Sempre acreditei que tudo tem seu tempo e que, sou adepta ao esquema de uma rotina rígida, mas com muito amor, respeito, participação e compreensão do ser humanozinho que esta ali, absorvendo tudo feito esponja. Respeito sua individualidade, ao aceitar seu tempo, sem pressão.

Acredito muito na educação pela brincadeira, em passar os valores no ato do brincar. Se eu posso fazer minha filha arrumar os brinquedos dela “brincando”, de uma forma divertida por que o faria de uma forma militar?
Para que a atividade se torne um inferno e ela não tenha nenhum prazer em executá-la?
Ontem no Programa da Rede Globo Fantástico, levantou-se uma polêmica das boas para discussão em família: Um tratamento de choque para crianças indisciplinadas, os acampamentos linha dura – que usam uma espécie de regime militar para tentar mudar o comportamento de meninos e meninas que, na visão dos pais, estão fora de controle. O método é bastante controverso e levanta a questão: educar no grito funciona? 86% dos telespectadores do programa disseram que sim, que levariam seus filhos para estes acampamentos caso precisassem…
Minha opinião? Eu não mandaria. Sou adepta sim de uma educação rígida, com regras a serem seguidas (como no mundão lá fora), mas como frisei acima, com base no amor, respeito a individualidade e carinho. O afeto constrói a confiança entre pais e filhos. Dou colo, beijos, abraços do mesmo jeito que coloco regras em casa. Regras essas que nunca tive dificuldades para implantar, pois nunca impus, desde o começo respeitei o tempo da criança e fomos nos “entendendo”. O toque é fundamental, assim como o apoio emocional e a presença!

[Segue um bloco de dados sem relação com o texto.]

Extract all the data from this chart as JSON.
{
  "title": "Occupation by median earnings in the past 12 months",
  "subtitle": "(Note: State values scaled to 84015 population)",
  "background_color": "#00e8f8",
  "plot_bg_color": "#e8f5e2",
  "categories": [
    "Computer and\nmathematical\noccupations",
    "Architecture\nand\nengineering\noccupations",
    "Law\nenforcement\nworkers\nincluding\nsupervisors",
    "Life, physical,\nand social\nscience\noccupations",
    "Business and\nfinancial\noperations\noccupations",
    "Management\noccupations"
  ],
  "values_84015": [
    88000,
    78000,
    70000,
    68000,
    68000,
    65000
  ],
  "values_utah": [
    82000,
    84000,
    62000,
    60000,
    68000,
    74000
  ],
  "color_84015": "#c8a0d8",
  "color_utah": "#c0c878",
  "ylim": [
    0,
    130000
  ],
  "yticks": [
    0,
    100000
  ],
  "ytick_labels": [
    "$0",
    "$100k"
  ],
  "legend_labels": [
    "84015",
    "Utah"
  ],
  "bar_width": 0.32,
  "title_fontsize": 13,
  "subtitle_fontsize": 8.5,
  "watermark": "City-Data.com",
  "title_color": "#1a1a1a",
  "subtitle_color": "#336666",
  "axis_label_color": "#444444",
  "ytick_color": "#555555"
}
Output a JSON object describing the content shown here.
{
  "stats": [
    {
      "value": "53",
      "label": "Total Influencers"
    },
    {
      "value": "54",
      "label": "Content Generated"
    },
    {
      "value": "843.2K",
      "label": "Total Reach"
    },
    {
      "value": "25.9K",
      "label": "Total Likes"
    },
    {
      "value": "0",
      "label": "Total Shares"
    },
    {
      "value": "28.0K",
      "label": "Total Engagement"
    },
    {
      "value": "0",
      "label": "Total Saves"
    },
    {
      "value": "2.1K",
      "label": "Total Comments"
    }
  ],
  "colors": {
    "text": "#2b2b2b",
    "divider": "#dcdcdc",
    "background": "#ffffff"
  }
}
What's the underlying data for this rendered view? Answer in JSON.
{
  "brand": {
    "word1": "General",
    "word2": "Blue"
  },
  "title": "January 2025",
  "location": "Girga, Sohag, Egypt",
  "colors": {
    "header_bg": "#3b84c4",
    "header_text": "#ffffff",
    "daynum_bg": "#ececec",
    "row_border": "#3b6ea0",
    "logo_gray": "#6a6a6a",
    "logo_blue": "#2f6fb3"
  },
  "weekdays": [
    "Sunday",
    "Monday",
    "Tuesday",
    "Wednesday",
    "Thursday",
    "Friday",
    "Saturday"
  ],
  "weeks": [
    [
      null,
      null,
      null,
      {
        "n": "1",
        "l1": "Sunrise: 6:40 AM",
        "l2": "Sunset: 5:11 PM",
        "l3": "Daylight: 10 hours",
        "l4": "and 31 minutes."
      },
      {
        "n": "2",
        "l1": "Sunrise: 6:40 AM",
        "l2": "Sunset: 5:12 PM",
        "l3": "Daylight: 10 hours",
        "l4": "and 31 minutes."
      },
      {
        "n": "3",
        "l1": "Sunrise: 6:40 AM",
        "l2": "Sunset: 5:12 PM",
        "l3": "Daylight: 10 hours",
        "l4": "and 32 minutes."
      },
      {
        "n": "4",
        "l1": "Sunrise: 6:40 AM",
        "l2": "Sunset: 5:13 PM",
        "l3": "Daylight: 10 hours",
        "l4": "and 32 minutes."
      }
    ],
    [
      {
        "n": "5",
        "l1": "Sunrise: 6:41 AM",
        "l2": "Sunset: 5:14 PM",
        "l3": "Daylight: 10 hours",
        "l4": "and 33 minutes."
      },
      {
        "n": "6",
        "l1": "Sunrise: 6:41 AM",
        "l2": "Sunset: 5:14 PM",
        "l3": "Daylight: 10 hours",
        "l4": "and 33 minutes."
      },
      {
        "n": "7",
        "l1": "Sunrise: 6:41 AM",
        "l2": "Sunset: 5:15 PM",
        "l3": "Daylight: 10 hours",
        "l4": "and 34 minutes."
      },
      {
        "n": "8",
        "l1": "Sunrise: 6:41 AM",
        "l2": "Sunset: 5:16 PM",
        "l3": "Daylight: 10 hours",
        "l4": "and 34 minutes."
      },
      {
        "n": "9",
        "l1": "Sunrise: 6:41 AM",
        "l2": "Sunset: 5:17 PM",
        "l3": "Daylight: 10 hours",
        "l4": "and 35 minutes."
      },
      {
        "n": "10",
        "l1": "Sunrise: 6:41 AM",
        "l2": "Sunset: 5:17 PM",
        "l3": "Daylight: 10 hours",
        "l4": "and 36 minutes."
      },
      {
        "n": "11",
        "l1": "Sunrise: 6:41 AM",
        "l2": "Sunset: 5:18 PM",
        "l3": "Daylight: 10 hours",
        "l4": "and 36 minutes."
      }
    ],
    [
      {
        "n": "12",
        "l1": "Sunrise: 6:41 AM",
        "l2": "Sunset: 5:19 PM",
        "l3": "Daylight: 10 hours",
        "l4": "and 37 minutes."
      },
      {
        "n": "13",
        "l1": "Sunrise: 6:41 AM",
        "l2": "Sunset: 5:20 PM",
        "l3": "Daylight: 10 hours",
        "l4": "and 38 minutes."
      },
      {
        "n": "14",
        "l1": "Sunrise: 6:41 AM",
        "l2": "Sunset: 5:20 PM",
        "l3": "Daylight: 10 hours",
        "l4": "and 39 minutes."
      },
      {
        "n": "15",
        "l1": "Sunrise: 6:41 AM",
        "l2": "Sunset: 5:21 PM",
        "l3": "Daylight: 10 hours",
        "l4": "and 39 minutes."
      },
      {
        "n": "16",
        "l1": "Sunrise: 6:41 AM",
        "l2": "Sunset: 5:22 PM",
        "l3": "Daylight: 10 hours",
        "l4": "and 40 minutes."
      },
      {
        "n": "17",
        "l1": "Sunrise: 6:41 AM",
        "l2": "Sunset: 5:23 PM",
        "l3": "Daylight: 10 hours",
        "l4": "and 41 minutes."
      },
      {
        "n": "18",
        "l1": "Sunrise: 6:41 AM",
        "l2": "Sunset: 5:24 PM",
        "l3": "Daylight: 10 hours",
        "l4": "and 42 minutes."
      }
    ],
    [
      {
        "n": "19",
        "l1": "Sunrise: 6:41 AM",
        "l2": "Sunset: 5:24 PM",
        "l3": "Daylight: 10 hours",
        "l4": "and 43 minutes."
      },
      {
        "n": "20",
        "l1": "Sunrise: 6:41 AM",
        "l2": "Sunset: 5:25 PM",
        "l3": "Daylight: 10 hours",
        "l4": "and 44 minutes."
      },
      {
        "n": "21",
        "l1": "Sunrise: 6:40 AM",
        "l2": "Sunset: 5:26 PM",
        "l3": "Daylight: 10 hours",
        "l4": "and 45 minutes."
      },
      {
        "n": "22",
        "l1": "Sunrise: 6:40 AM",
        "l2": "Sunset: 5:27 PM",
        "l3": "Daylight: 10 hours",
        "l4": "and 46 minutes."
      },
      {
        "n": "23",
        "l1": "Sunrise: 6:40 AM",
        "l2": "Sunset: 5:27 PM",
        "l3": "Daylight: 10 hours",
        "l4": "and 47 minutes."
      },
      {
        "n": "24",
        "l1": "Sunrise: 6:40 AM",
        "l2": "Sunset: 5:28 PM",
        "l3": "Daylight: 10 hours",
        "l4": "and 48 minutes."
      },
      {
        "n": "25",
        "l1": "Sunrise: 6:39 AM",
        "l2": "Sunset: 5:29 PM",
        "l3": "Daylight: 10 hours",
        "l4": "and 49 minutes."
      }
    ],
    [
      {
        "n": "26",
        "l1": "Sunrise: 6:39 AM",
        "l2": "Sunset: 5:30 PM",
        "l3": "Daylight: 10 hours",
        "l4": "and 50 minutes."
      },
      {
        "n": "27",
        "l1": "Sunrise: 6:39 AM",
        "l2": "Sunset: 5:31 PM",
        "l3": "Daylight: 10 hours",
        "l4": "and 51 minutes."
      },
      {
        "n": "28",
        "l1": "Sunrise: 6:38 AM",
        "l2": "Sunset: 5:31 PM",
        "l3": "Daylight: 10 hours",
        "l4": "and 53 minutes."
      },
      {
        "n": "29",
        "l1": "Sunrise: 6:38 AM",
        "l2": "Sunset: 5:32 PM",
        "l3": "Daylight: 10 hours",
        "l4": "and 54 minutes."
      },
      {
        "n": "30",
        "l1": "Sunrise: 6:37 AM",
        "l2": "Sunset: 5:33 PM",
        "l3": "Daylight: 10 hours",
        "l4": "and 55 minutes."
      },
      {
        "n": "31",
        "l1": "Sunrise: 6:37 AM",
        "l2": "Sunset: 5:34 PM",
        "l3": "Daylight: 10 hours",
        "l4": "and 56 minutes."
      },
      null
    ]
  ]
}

Ninguém nasce agressivo. O comportamento de uma criança está diretamente relacionado às atitudes dos pais. Quer melhor exemplo para seu filho do que tratar com amor e respeito seu marido na frente dele e vice versa? Não tem essa de dizer que seu filho “herdou o gênio do pai”. Se você não cortar pela raiz os comportamentos agressivos dos seus filhos, há grandes chances de que eles se tornem adultos violentos. Você pode fazer isso em casa, não precisa mandar para um acampamento cheio de atividades traumáticas e castrativas.
Na minha opinião, a participação, cria cumplicidade e respeito, sendo os extremismos não necessários. Deixar regras claras em casa, bem como o que pode acontecer quando as regras estabelecidas são quebradas e segui-las à risca, dando apoio afetivo e valorizando o esforço, são as atitudes que considero as melhores.